I want to return from a configbody but cannot do so explicitly without causing the variable not to be set.
I'd like help understanding the behavior I'm seeing. Please consider the following code (using Itcl 3.4):
package require Itcl
catch {itcl::delete class Model}
itcl::class Model {
public variable filename "orig"
}
itcl::configbody Model::filename {
if 1 {
return ""
} else {
}
}
Model my_model
my_model configure -filename "newbie"
puts "I expect the result to be 'newbie:' [my_model cget -filename]"
When I return empty string, filename is not set to the new value. If I do not return but just allow the proc to fall through, filename does change. You can see this by changing the 1 to a 0 in the above code.
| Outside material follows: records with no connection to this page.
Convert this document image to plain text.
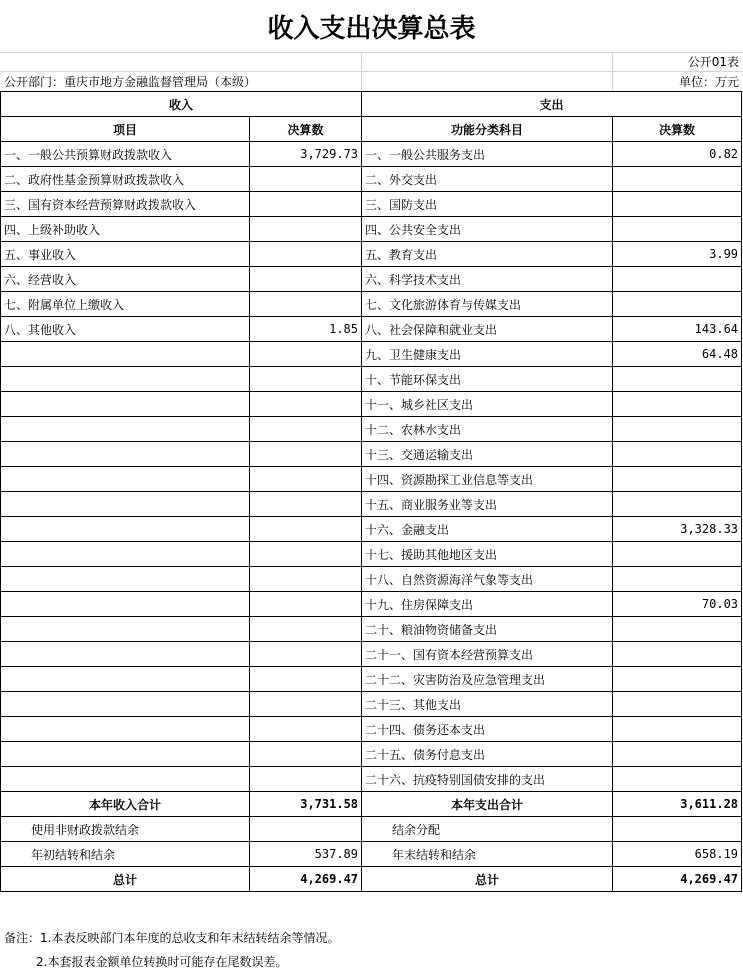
收入支出决算总表
公开01表
公开部门：重庆市地方金融监督管理局（本级）	单位：万元
收入		支出	
项目	决算数	功能分类科目	决算数
一、一般公共预算财政拨款收入	3,729.73	一、一般公共服务支出	0.82
二、政府性基金预算财政拨款收入		二、外交支出	
三、国有资本经营预算财政拨款收入		三、国防支出	
四、上级补助收入		四、公共安全支出	
五、事业收入		五、教育支出	3.99
六、经营收入		六、科学技术支出	
七、附属单位上缴收入		七、文化旅游体育与传媒支出	
八、其他收入	1.85	八、社会保障和就业支出	143.64
		九、卫生健康支出	64.48
		十、节能环保支出	
		十一、城乡社区支出	
		十二、农林水支出	
		十三、交通运输支出	
		十四、资源勘探工业信息等支出	
		十五、商业服务业等支出	
		十六、金融支出	3,328.33
		十七、援助其他地区支出	
		十八、自然资源海洋气象等支出	
		十九、住房保障支出	70.03
		二十、粮油物资储备支出	
		二十一、国有资本经营预算支出	
		二十二、灾害防治及应急管理支出	
		二十三、其他支出	
		二十四、债务还本支出	
		二十五、债务付息支出	
		二十六、抗疫特别国债安排的支出	
本年收入合计	3,731.58	本年支出合计	3,611.28
使用非财政拨款结余		结余分配	
年初结转和结余	537.89	年末结转和结余	658.19
总计	4,269.47	总计	4,269.47
备注：1.本表反映部门本年度的总收支和年末结转结余等情况。
2.本套报表金额单位转换时可能存在尾数误差。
I suspect its related to the following statement:
When there is no return in a script, its value is the value of the last command evaluated in the script.
If someone would explain this behavior and how I should be returning, I'd appreciate the help.
Tcl handles return
by throwing an exception (of type TCL_RETURN
). Normally, the outer part of a procedure or method handler intercepts that exception and converts it into a normal result of the procedure/method, but you can intercept things with catch
and see beneath the covers a bit.
However, configbody
does not use that mechanism. It just runs the script in some context (not sure what!) and that context treats TCL_RETURN
as an indication to fail the update.
Workaround:
itcl::configbody Model::filename {
catch {
if 1 {
return ""
} else {
}
} msg; set msg
# Yes, that's the single argument form of [set], which READS the variable...
}
Or call a real method in the configbody
, passing in any information that's required.